INTERRUZIONI DEL SERVIZIO IDRICO
Rispetto all’assenza di interruzioni della fornitura, ha rivelato l’Istat in un report pubblicato lo scorso marzo in occasione della Giornata Mondiale dell’acqua, l’87,4% delle famiglie dichiara di essere molto o abbastanza soddisfatto. Al contrario, in Calabria e Sicilia quelle poco o per niente soddisfatte raggiungono rispettivamente il 40,2% e il 31,9%. Nel 2018, secondo dati dell’Istat, in tutta Italia ci sono 2,7 milioni di famiglie che hanno segnalato irregolarità nell’erogazione di acqua nelle loro abitazioni. Di queste famiglie circa un quarto (23%) si trova in Sicilia, si tratta di 600 mila famiglie isolane che denunciano di non essere soddisfatte.
In Lombardia, ad esempio, a fronte di una popolazione che vale il doppio di quella siciliana, ci sono soltanto 133 mila famiglie che denunciano irregolarità, in Piemonte sono appena 78 mila, in Veneto addirittura 58 mila. In tutta l’area settentrionale sono state circa 364 mila le famiglie che hanno segnalato irregolarità, praticamente circa la metà di quanto registrato nella sola Sicilia.

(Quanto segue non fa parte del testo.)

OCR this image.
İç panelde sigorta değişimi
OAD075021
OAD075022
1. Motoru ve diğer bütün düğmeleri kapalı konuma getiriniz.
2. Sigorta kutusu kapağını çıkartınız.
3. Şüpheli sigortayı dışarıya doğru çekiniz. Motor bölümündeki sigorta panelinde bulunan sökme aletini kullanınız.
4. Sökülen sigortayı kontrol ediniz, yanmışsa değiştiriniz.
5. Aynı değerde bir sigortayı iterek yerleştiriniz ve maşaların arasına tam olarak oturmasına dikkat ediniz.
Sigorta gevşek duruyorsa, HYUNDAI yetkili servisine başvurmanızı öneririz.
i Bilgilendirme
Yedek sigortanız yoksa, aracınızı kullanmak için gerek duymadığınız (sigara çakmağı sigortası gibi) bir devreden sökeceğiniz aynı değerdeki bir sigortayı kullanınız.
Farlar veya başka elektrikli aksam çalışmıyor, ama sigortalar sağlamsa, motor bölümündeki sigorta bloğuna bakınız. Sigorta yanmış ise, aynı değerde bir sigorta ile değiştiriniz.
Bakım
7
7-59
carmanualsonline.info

Nel Mezzogiorno, invece, le famiglie coinvolte ammontano complessivamente a 1,8 milioni, circa il 66% del totale. A livello statistico la “regione più disagiata è la Calabria, dove il 39,6% delle famiglie lamenta questa inefficienza” ma è “grave anche la situazione in Sicilia (29,3%)” seppure risulta in sensibile miglioramento rispetto all’anno precedente. Il dato registrato nel Nord-ovest e nel Nord-est testimonia, invece, le quote esigue di quanti lamentano irregolarità nel servizio, rispettivamente 3,3% e 2,5%.

COSTI SPROPOSITATI PER UN SERVIZIO MINIMO
La percezione di quanto si paga in bolletta spesso è indicativa di come il cittadino viva il servizio idrico. In linea di massima, stando all’incrocio dei diversi indicatori Istat e dall’Osservatorio prezzi e tariffe di Cittadinanza, non sempre a un servizio migliore si accoppiano costi più elevati. Nel 2018 la spesa media di una famiglia per la bolletta idrica è stata di 426 euro, con la Sicilia leggermente al di sotto del dato nazionale (412 euro). In termini di capoluogo di provincia, Enna, Caltanissetta e Agrigento, che sono alcune delle aree con i maggiori problemi in termini distribuzione, hanno superato la media, rispettivamente a 715 euro, 599 e 468.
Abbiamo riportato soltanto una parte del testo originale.